İstanbul: Hatıralar ve Şehir

Kitap açıklaması

Yazarın romanlarının neredeyse tamamının aksiyonu, en yüksek refahı ve hüzünlü çöküşün alacakaranlığını yaşamış gizemli ve güzel bir şehir olan İstanbul‘da geçmektedir. Ancak, diğer eserlerde şehir, olayların arkasına ustaca gizlenmiştir. Sanki kendisini uygun bir dekorasyon olarak sunmuştur. Ancak bu eserde “İstanbul: Hatıralar ve Şehir” Orhan Pamuk ona ana karakter rolünü vermiştir. Yazar, çocukluğundan ve gençliğinden bahsederken bize İstanbul’u öğretmektedir. Ayrıca onu sevmeye değer bir sır olarak ifşa etmektedir.

Kitap İncelemesi

Seyahat notlarını ve yerel tarih kitaplarını genellikle atlıyorum. Ya dürüst bir uygulamalı rehbere, ya da her türlü tarihi ve kültürel ayrıntının kendi üzerime dikkat çekmeden olay örgüsüne incelikle işlendiği iyi bir kurgusal düzyazıya ihtiyaç olmuştur. Orhan Pamuk ise bu eserde çocukluk anıları ve İstanbulluların zihniyeti üzerine yazılar-düşünceler paylaşmıştır. Aslında bu durum İstanbul tarihine yapılan gezilerin tamamen özgün bir füzyonu ile ortaya çıkmıştır.

“İstanbul: Hatıralar ve Şehir” yerler ve isimler kitabın sonuna sıkışmıştır. Ancak gerçekten birisinin bu basımı referans olarak kullanacağı mı sanılmaktadır. Tuhaf, her zaman hemen anlaşılmayan bir yapı izleyen küçük bölümlerde yazar, ya çok mutlu olmuştur. Burada oldukça varlıklı ailesinden bahsetmektedir. Hemen ardından ise Osmanlı döneminin geleneklerinden şehre yeni gelen yazar ve sanatçılardan bahsetmektedir.
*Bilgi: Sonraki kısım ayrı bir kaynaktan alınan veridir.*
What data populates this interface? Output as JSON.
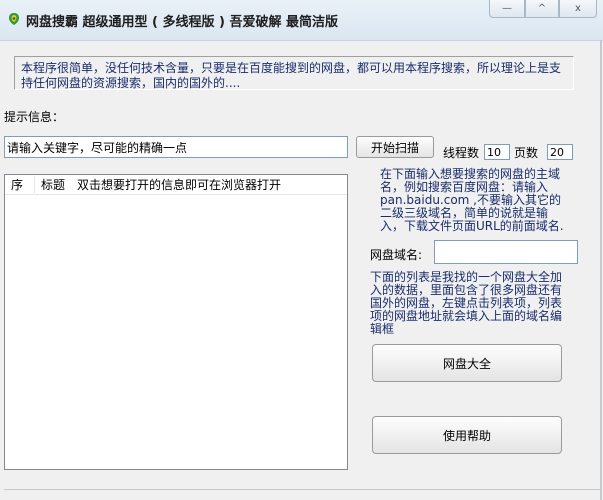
{
  "window": {
    "title": "网盘搜霸 超级通用型 ( 多线程版 )   吾爱破解 最简洁版",
    "minimize_label": "—",
    "maximize_label": "^",
    "close_label": "x"
  },
  "intro_text": "本程序很简单，没任何技术含量，只要是在百度能搜到的网盘，都可以用本程序搜索，所以理论上是支持任何网盘的资源搜索，国内的国外的....",
  "hint_label": "提示信息：",
  "keyword_input": {
    "value": "请输入关键字，尽可能的精确一点"
  },
  "scan_button": "开始扫描",
  "threads": {
    "label": "线程数",
    "value": "10"
  },
  "pages": {
    "label": "页数",
    "value": "20"
  },
  "result_list": {
    "columns": [
      "序",
      "标题",
      "双击想要打开的信息即可在浏览器打开"
    ]
  },
  "description_top": "在下面输入想要搜索的网盘的主域名，例如搜索百度网盘：请输入pan.baidu.com ,不要输入其它的二级三级域名，简单的说就是输入，下载文件页面URL的前面域名.",
  "domain": {
    "label": "网盘域名:",
    "value": ""
  },
  "description_bottom": "下面的列表是我找的一个网盘大全加入的数据，里面包含了很多网盘还有国外的网盘，左键点击列表项，列表项的网盘地址就会填入上面的域名编辑框",
  "all_drives_button": "网盘大全",
  "help_button": "使用帮助",
  "colors": {
    "accent_text": "#1a2d6b",
    "titlebar": "#dbe6f1"
  }
}
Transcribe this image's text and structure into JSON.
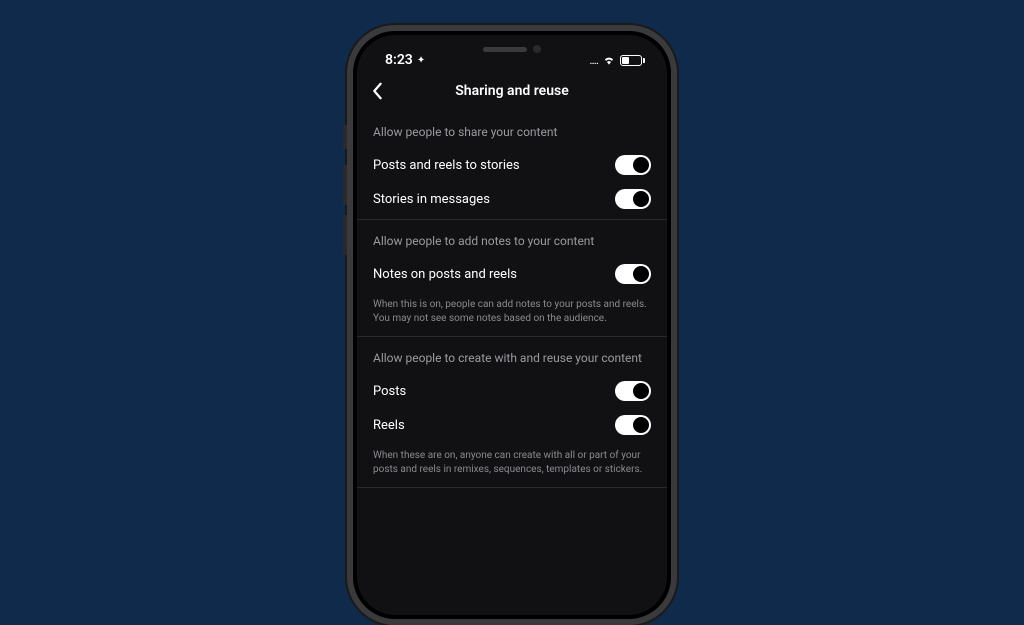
{
  "status": {
    "time": "8:23",
    "loc_icon": "✦",
    "signal": "....",
    "battery_level": "33"
  },
  "header": {
    "title": "Sharing and reuse"
  },
  "sections": {
    "share": {
      "title": "Allow people to share your content",
      "items": {
        "posts_reels_stories": "Posts and reels to stories",
        "stories_messages": "Stories in messages"
      }
    },
    "notes": {
      "title": "Allow people to add notes to your content",
      "items": {
        "notes_posts_reels": "Notes on posts and reels"
      },
      "description": "When this is on, people can add notes to your posts and reels. You may not see some notes based on the audience."
    },
    "reuse": {
      "title": "Allow people to create with and reuse your content",
      "items": {
        "posts": "Posts",
        "reels": "Reels"
      },
      "description": "When these are on, anyone can create with all or part of your posts and reels in remixes, sequences, templates or stickers."
    }
  }
}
Rum mahallelerindeki pogromların tasviri gibi bazı bölümler trajiktir. Ayrıca bazıları İstanbul ansiklopedisinin yaratılış tarihi gibi büyülü gerçekçilik üzerine bir ders kitabından alınmıştır. Yavaş yavaş, görünüşte dağınık olan bu gerçekler mozaiğinden hem yazarın kendi imajı, hem de kişisel İstanbul imajı ortaya çıkmaktadır. Kültürlerin kavşağında sıkışmış olan bu şehir, iç çelişkilerle doludur. Hem törensel görünümleri, hem de yoksul mahallelerin kalıntıları aktarılmaktadır. Ayrıca eser hassasiyet, pişmanlık ve sempati uyandırmaktadır. Ancak hepsinden öte, sizi sıcak bir battaniye gibi saran hoş bir hüzünle sarmaktadır.
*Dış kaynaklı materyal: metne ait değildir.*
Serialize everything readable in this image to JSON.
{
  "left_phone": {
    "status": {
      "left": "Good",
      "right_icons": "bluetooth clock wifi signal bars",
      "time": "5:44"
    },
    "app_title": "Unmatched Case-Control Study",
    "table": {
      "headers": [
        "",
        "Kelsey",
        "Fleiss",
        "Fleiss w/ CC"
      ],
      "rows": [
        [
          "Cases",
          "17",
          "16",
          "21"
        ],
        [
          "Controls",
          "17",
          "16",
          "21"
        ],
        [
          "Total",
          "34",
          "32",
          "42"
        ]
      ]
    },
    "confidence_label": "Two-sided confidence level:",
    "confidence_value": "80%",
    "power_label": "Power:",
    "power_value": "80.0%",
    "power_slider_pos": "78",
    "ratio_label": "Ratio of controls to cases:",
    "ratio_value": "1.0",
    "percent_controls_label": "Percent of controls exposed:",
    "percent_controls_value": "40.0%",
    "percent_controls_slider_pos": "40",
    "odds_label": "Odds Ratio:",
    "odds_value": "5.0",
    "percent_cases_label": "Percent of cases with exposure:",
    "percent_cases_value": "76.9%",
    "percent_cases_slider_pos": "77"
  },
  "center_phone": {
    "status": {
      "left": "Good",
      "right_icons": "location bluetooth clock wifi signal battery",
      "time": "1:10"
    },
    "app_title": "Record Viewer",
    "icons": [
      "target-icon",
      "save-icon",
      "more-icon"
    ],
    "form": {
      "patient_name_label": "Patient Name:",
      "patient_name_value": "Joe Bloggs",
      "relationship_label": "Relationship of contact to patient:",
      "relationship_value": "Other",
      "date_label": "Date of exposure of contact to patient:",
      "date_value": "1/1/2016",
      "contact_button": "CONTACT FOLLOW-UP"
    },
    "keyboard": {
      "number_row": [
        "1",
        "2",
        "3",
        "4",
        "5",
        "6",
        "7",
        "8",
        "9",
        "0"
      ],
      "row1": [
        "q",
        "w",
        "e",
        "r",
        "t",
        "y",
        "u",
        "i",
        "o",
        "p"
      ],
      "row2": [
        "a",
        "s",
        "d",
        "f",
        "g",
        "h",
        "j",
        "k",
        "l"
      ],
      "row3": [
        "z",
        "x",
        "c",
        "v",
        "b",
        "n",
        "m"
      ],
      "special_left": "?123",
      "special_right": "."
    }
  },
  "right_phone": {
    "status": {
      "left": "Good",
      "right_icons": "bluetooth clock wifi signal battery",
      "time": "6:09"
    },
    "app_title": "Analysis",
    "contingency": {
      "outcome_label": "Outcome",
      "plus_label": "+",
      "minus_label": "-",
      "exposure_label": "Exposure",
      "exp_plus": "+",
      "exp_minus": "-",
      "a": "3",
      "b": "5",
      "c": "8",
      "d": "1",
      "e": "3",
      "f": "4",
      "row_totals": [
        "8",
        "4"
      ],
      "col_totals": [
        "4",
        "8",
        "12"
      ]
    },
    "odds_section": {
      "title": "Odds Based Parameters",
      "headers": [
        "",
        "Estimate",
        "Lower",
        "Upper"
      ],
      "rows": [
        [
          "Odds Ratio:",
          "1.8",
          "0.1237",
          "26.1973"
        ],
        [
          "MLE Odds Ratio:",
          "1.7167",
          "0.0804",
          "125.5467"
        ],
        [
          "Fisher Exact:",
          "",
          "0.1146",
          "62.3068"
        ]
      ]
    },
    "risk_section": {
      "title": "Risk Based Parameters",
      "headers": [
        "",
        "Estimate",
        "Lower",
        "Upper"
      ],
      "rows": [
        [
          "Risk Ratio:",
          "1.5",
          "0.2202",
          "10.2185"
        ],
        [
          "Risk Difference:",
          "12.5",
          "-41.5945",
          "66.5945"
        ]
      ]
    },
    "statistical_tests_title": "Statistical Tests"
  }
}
Bu tanım hem şehre, hem de kişiye atfedilebilmektedir. Orhan Pamuk, özel ve kamusal yaşamın ayrıntılarını dikkatle yeniden yaratırken, biraz eksik kalırken, sırada ne olduğunu bulma arzusu ve birçok naif soruyu sormaktadır. Boğaz’da kaç ahşap köşk kaldı? Annenizin akıbeti neydi? Vapurlar hala çalışıyor mu? Kitap neden sadece babaya ithaf edilmiştir? Orhan Pamuk, bu kitabın yayınlanmasından neredeyse yirmi yıl sonra, bugünün İstanbul’unun üzüntüsü hakkında şimdi ne düşünmektedir?
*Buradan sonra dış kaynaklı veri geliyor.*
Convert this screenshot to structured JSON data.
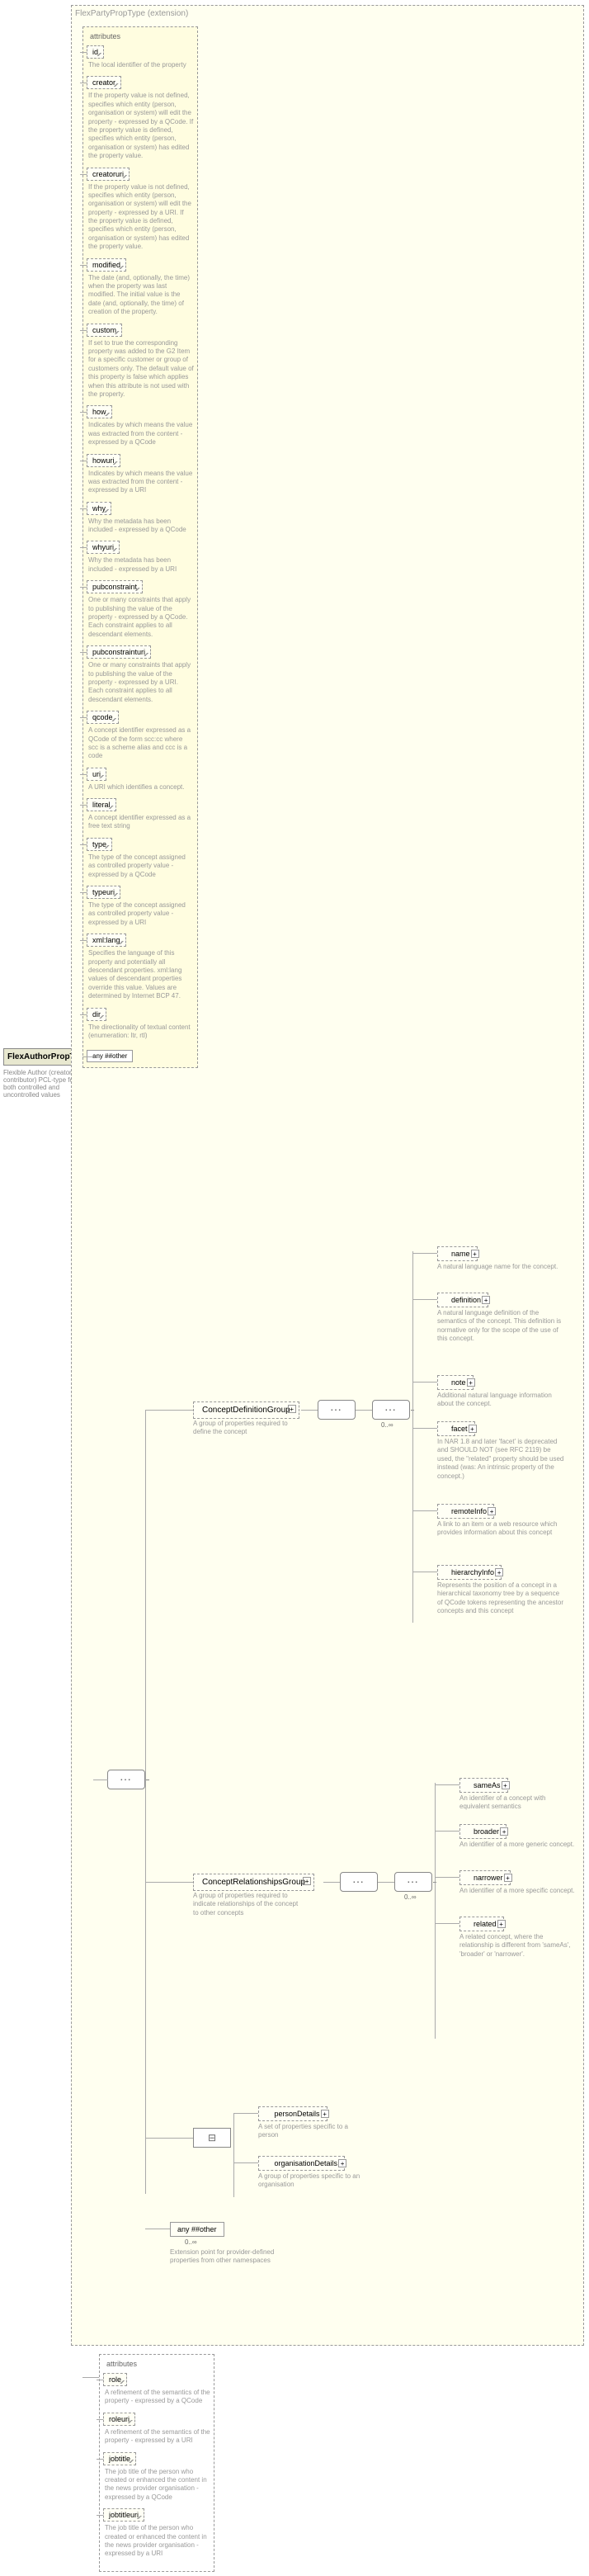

“İstanbul: Hatıralar ve Şehir” adlı eserde yine de metin her türden keyifli numaralandırmalarla doludur. Daha sonra, okuma odamdaki en uzun, birkaç sayfadan alıntı yapacağım, üç dört kez tekrar okuyacağım ve tekrar okuyacağım. Bu garip bir şekilde yatıştırıcı, melankolik pasaj, sonbaharı ve uzun zaman önce terkedilmiş çocukluk anılarım olan kendi şehrimi özlememe neden olmaktadır.

Kitaptan alıntılar

Ancak şehir, karakteri, ruhu ve atmosferi hakkında ne söylersek söyleyelim – bunların hepsi çoğunlukla kendimizle, yaşamımızla ve ruh halimizle ilgili olacaktır. Şehrin bizden başka merkezi yok.

…yaşamın heyecanı, melodinin taşması ve heyecanlı bir tarihin iniş çıkışları gibi er ya da geç sona erecek ve şehrin gözlerimizin önünde uçuşan görüntüleri sonsuza dek bizimle kalacak. rüyalar ve anılar.